“Ween and Their ‘Real’ Alternative Viceroys”

The reason I’m writing about these bands is that they’re brilliant, not that they have a certain genre or style. Each one delivers musical statements, though, that are simple and full of the utmost gravity, and they do so, despite using technical means that are unorthodox, in quick, effortless swatches. In their own way, each one towers above the pop music status quo, and, essentially for this reason, was and is deprived radio play. Also, each one is from the mid ’90’s.
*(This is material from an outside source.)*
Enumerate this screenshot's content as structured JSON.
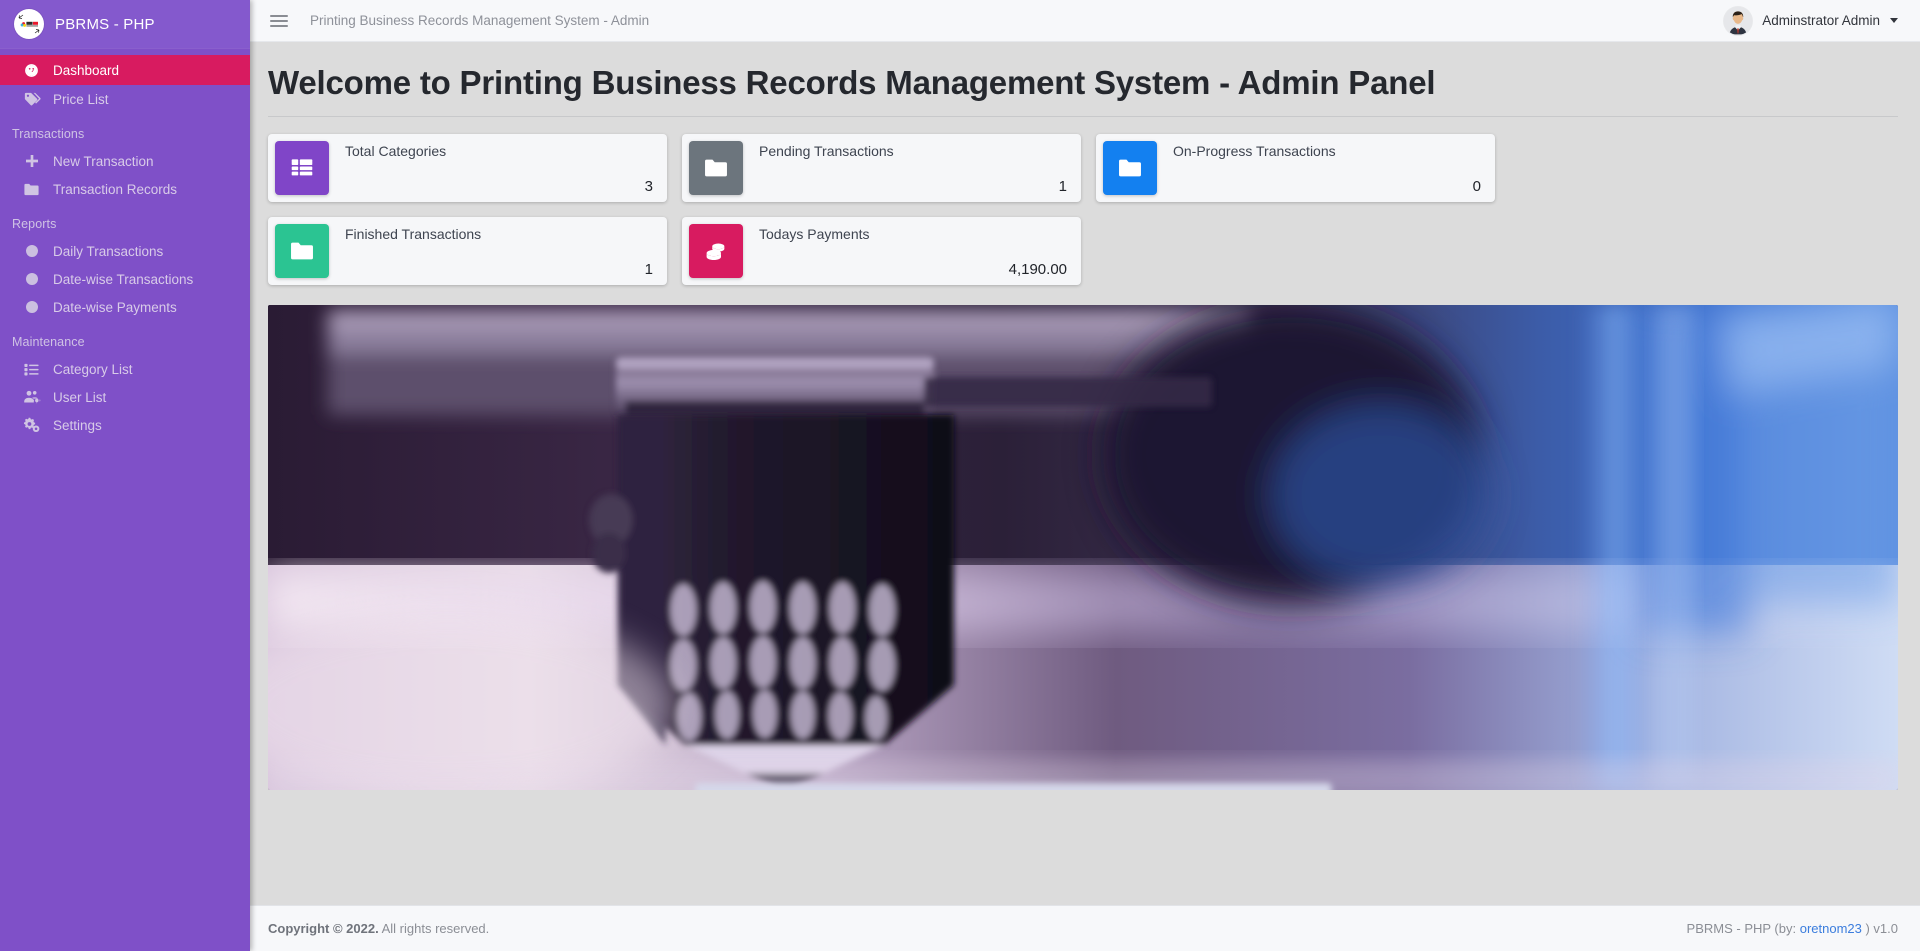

If I were to look to a ’00’s equivalent of what I’m talking about, since The Strokes and to a large extent Franz Ferdinand as well were a mainstream band, I’d choose The Libertines. I like what they did with Up the Bracket‘s “Radio America.” Pete Doherty is especially high on some young woman, and he’s expressing this by saying “I will call across radio America / If call I must do / To take my love my love to you.” In a way, this sums up what I’m talking about — great music as contingent on radio, or vice-versa, the true artist attempting to conquer it as seeing in it the ultimate otherwise-malignant tedium. Nullify radio, or inundate it, and you’ve created your own utopia. One of the reasons why this is my favorite Libertines song is that its message is the clearest — love — and it seems to succumb the least to jovial British posing. Since the lyrics are abstract, Doherty just sounds freer; he knows no matter what kind of microscope the press uses on these words, they’re angular enough to remain his own.
Along with Ween and Soul Coughing, Supergrass is the British band of the three that I was going to discuss. I Should Coco, their debut album, came out when the airwaves were dominated by “grunge,” and more in more emerging status, “alternative rock,” which similarly to grunge brought unabashedly self-indicting lyrics. Brian Eno once remarked that he chose to return to Britain from the States as a result of what he perceived as a tendency in Americans to be overly open about their own problems, citing a “sense of honor” relatively unique to the U.K. You might say this surfaced in pop lyrics in the early ’90’s, if never before. Supergrass, on the hit single “Alright,” which made it to the Clueless soundtrack, belt out a brand of glee too multifaceted and intrinsically reinforced not to be genuine.
In this vein is Ween’s “Roses are Free,” their best song, having come from their fourth album Chocolate and Cheese. Supergrass would fade into commercial obscurity, despite the fact that they, uh, kept getting better and better, whereas Ween would drift, unintentionally, for sure, but doubtfully against their will, into the hippie jam genre of folk rock. For the record, Phish’s cover of “Roses are Free” is no substitute whatsoever for the original. But oh, the curse of releasing your best song right after the extolment of a band called Weezer.
Soul Coughing also saw its onset in ’94. Really, they were more of the jam band than Ween, featuring an upright bass and extended solos complete with trippy loops courtesy of Mark Degli Antoni. These loops would challenge meter and create a psychedelic atmosphere within the band’s four-minute songs, whereas with undeniably great but relatively conventional gems like “Roses are Free,” Ween was essentially a white gospel band. And about time there was one.
The reader may get the impression from reading this post that I hate the Counting Crows; anything but the case is true. Shmoozing takes every bit the guts as does trailblazing. I’m simply referring to an ostensible shape, if you will, of certain musics — Ween with their zaniness in their small town, Soul Coughing with their jazziness and “beats” in the urban setting, and the giddy Supergrass in the somber UK — blending rhythm and melody seamlessly, and coming together as separate individuals to form a unified musical force as stalwart as it is niche-pioneer.